L’UE impose le respect du droit d’auteur aux géants de l’IA générative
L’essor fulgurant de l’intelligence artificielle générative bouleverse le paysage de la création. Des millions d’œuvres — livres, images, compositions musicales — alimentent ces systèmes sans que leurs auteurs ne soient informés ni rémunérés. Face à cette exploitation massive, l’Union européenne prend position et trace une ligne rouge.
Un vote massif pour protéger les créateurs
Le 10 mars 2026, les eurodéputés ont adopté un rapport d’initiative sur le droit d’auteur et l’IA générative. Avec 460 voix pour, 71 contre et 88 abstentions, le message politique est sans équivoque.
Ce texte ne crée pas d’obligations juridiques immédiates. Il affirme néanmoins un principe fondamental : tout système d’IA commercialisé dans l’Union européenne doit respecter le droit d’auteur européen, quel que soit l’endroit où les données ont été collectées.
Des géants technologiques dans le viseur
Plusieurs organisations professionnelles dénoncent depuis des mois les pratiques des grandes entreprises technologiques. Certaines ont même utilisé des bases de données piratées, comme l’a révélé le cas Nvidia.
Les éditeurs et acteurs culturels trouvent dans ce vote un soutien politique crucial face aux géants de la tech. L’exploitation non autorisée de contenus protégés pour nourrir les algorithmes est désormais clairement contestée.
Transparence obligatoire sur les contenus utilisés
Le rapport préconise des mesures concrètes pour rendre l’entraînement des modèles d’IA traçable. Les fournisseurs devraient publier des résumés détaillés des œuvres exploitées.

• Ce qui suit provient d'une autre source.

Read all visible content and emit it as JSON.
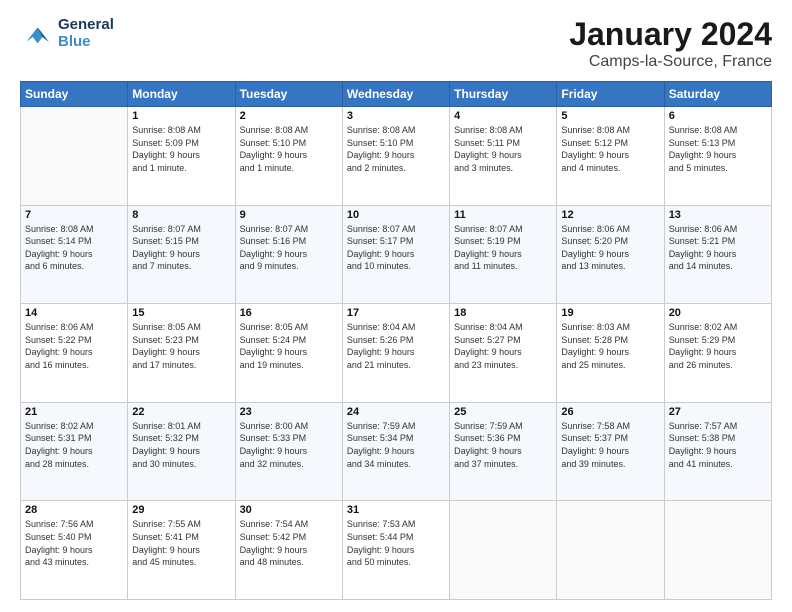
{
  "header": {
    "logo_line1": "General",
    "logo_line2": "Blue",
    "main_title": "January 2024",
    "subtitle": "Camps-la-Source, France"
  },
  "days_of_week": [
    "Sunday",
    "Monday",
    "Tuesday",
    "Wednesday",
    "Thursday",
    "Friday",
    "Saturday"
  ],
  "weeks": [
    [
      {
        "num": "",
        "info": ""
      },
      {
        "num": "1",
        "info": "Sunrise: 8:08 AM\nSunset: 5:09 PM\nDaylight: 9 hours\nand 1 minute."
      },
      {
        "num": "2",
        "info": "Sunrise: 8:08 AM\nSunset: 5:10 PM\nDaylight: 9 hours\nand 1 minute."
      },
      {
        "num": "3",
        "info": "Sunrise: 8:08 AM\nSunset: 5:10 PM\nDaylight: 9 hours\nand 2 minutes."
      },
      {
        "num": "4",
        "info": "Sunrise: 8:08 AM\nSunset: 5:11 PM\nDaylight: 9 hours\nand 3 minutes."
      },
      {
        "num": "5",
        "info": "Sunrise: 8:08 AM\nSunset: 5:12 PM\nDaylight: 9 hours\nand 4 minutes."
      },
      {
        "num": "6",
        "info": "Sunrise: 8:08 AM\nSunset: 5:13 PM\nDaylight: 9 hours\nand 5 minutes."
      }
    ],
    [
      {
        "num": "7",
        "info": "Sunrise: 8:08 AM\nSunset: 5:14 PM\nDaylight: 9 hours\nand 6 minutes."
      },
      {
        "num": "8",
        "info": "Sunrise: 8:07 AM\nSunset: 5:15 PM\nDaylight: 9 hours\nand 7 minutes."
      },
      {
        "num": "9",
        "info": "Sunrise: 8:07 AM\nSunset: 5:16 PM\nDaylight: 9 hours\nand 9 minutes."
      },
      {
        "num": "10",
        "info": "Sunrise: 8:07 AM\nSunset: 5:17 PM\nDaylight: 9 hours\nand 10 minutes."
      },
      {
        "num": "11",
        "info": "Sunrise: 8:07 AM\nSunset: 5:19 PM\nDaylight: 9 hours\nand 11 minutes."
      },
      {
        "num": "12",
        "info": "Sunrise: 8:06 AM\nSunset: 5:20 PM\nDaylight: 9 hours\nand 13 minutes."
      },
      {
        "num": "13",
        "info": "Sunrise: 8:06 AM\nSunset: 5:21 PM\nDaylight: 9 hours\nand 14 minutes."
      }
    ],
    [
      {
        "num": "14",
        "info": "Sunrise: 8:06 AM\nSunset: 5:22 PM\nDaylight: 9 hours\nand 16 minutes."
      },
      {
        "num": "15",
        "info": "Sunrise: 8:05 AM\nSunset: 5:23 PM\nDaylight: 9 hours\nand 17 minutes."
      },
      {
        "num": "16",
        "info": "Sunrise: 8:05 AM\nSunset: 5:24 PM\nDaylight: 9 hours\nand 19 minutes."
      },
      {
        "num": "17",
        "info": "Sunrise: 8:04 AM\nSunset: 5:26 PM\nDaylight: 9 hours\nand 21 minutes."
      },
      {
        "num": "18",
        "info": "Sunrise: 8:04 AM\nSunset: 5:27 PM\nDaylight: 9 hours\nand 23 minutes."
      },
      {
        "num": "19",
        "info": "Sunrise: 8:03 AM\nSunset: 5:28 PM\nDaylight: 9 hours\nand 25 minutes."
      },
      {
        "num": "20",
        "info": "Sunrise: 8:02 AM\nSunset: 5:29 PM\nDaylight: 9 hours\nand 26 minutes."
      }
    ],
    [
      {
        "num": "21",
        "info": "Sunrise: 8:02 AM\nSunset: 5:31 PM\nDaylight: 9 hours\nand 28 minutes."
      },
      {
        "num": "22",
        "info": "Sunrise: 8:01 AM\nSunset: 5:32 PM\nDaylight: 9 hours\nand 30 minutes."
      },
      {
        "num": "23",
        "info": "Sunrise: 8:00 AM\nSunset: 5:33 PM\nDaylight: 9 hours\nand 32 minutes."
      },
      {
        "num": "24",
        "info": "Sunrise: 7:59 AM\nSunset: 5:34 PM\nDaylight: 9 hours\nand 34 minutes."
      },
      {
        "num": "25",
        "info": "Sunrise: 7:59 AM\nSunset: 5:36 PM\nDaylight: 9 hours\nand 37 minutes."
      },
      {
        "num": "26",
        "info": "Sunrise: 7:58 AM\nSunset: 5:37 PM\nDaylight: 9 hours\nand 39 minutes."
      },
      {
        "num": "27",
        "info": "Sunrise: 7:57 AM\nSunset: 5:38 PM\nDaylight: 9 hours\nand 41 minutes."
      }
    ],
    [
      {
        "num": "28",
        "info": "Sunrise: 7:56 AM\nSunset: 5:40 PM\nDaylight: 9 hours\nand 43 minutes."
      },
      {
        "num": "29",
        "info": "Sunrise: 7:55 AM\nSunset: 5:41 PM\nDaylight: 9 hours\nand 45 minutes."
      },
      {
        "num": "30",
        "info": "Sunrise: 7:54 AM\nSunset: 5:42 PM\nDaylight: 9 hours\nand 48 minutes."
      },
      {
        "num": "31",
        "info": "Sunrise: 7:53 AM\nSunset: 5:44 PM\nDaylight: 9 hours\nand 50 minutes."
      },
      {
        "num": "",
        "info": ""
      },
      {
        "num": "",
        "info": ""
      },
      {
        "num": "",
        "info": ""
      }
    ]
  ]
}
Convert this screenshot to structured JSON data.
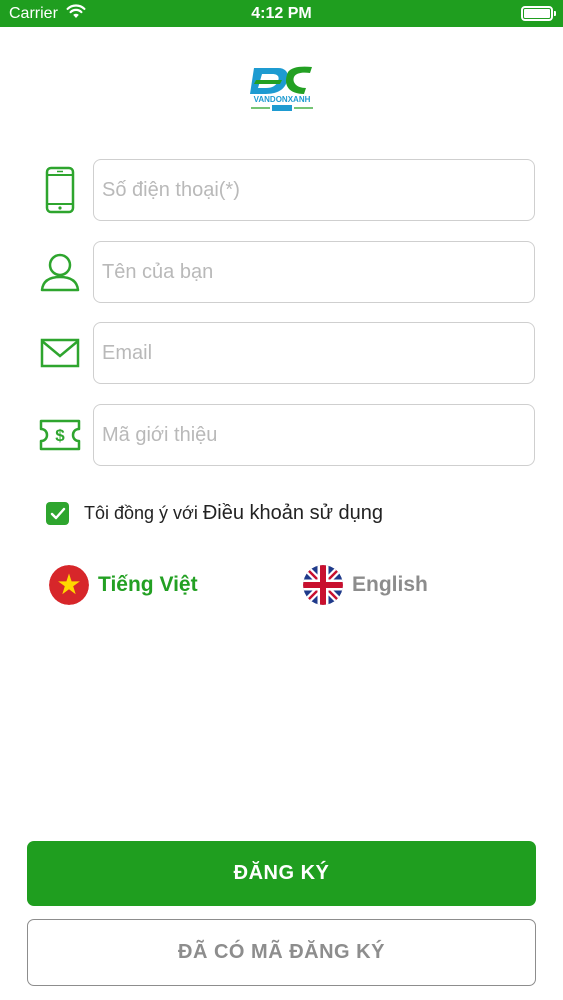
{
  "status_bar": {
    "carrier": "Carrier",
    "time": "4:12 PM",
    "battery_level": 1.0
  },
  "logo": {
    "alt": "VANDONXANH"
  },
  "form": {
    "phone": {
      "placeholder": "Số điện thoại(*)",
      "value": "",
      "icon": "phone-icon"
    },
    "name": {
      "placeholder": "Tên của bạn",
      "value": "",
      "icon": "user-icon"
    },
    "email": {
      "placeholder": "Email",
      "value": "",
      "icon": "mail-icon"
    },
    "referral": {
      "placeholder": "Mã giới thiệu",
      "value": "",
      "icon": "voucher-icon"
    }
  },
  "terms": {
    "checked": true,
    "text": "Tôi đồng ý với",
    "link": "Điều khoản sử dụng"
  },
  "languages": {
    "vietnamese": {
      "label": "Tiếng Việt",
      "selected": true
    },
    "english": {
      "label": "English",
      "selected": false
    }
  },
  "buttons": {
    "register": "ĐĂNG KÝ",
    "have_code": "ĐÃ CÓ MÃ ĐĂNG KÝ"
  },
  "colors": {
    "brand_green": "#1f9e1f",
    "icon_green": "#2ea52e",
    "muted_gray": "#8d8d8d"
  }
}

Ces informations seraient standardisées et lisibles par machine. Les titulaires de droits pourraient ainsi identifier facilement si leurs créations ont été utilisées. Les entreprises devraient également révéler les sites web ou bases aspirés.
Un registre européen pour recenser les œuvres
Une proposition phare concerne la création d’un registre européen des œuvres utilisées pour l’entraînement des IA. Ce dispositif serait hébergé par l’EUIPO, l’Office de l’Union européenne pour la propriété intellectuelle.
L’objectif : recenser les contenus exploités et indiquer clairement si les auteurs ont donné leur accord ou exprimé leur refus.
L’autorisation préalable comme règle de base
Le texte réaffirme un principe essentiel du droit d’auteur : l’utilisation d’œuvres protégées nécessite une licence ou une autorisation lorsque les ayants droit le demandent.
Les entreprises d’IA ne pourront plus invoquer un usage automatique et généralisé des contenus disponibles en ligne. La préservation des droits exclusifs des créateurs est au cœur de cette orientation.
Des sanctions en cas de manquement
Le non-respect des obligations de transparence pourrait constituer une violation du droit d’auteur. Cette qualification faciliterait les actions juridiques des ayants droit contre les contrevenants.
Si ce rapport d’initiative ne crée pas encore de cadre législatif contraignant, il trace une voie claire pour les futures régulations européennes. Les institutions de l’UE disposent désormais d’une feuille de route politique pour encadrer l’IA générative.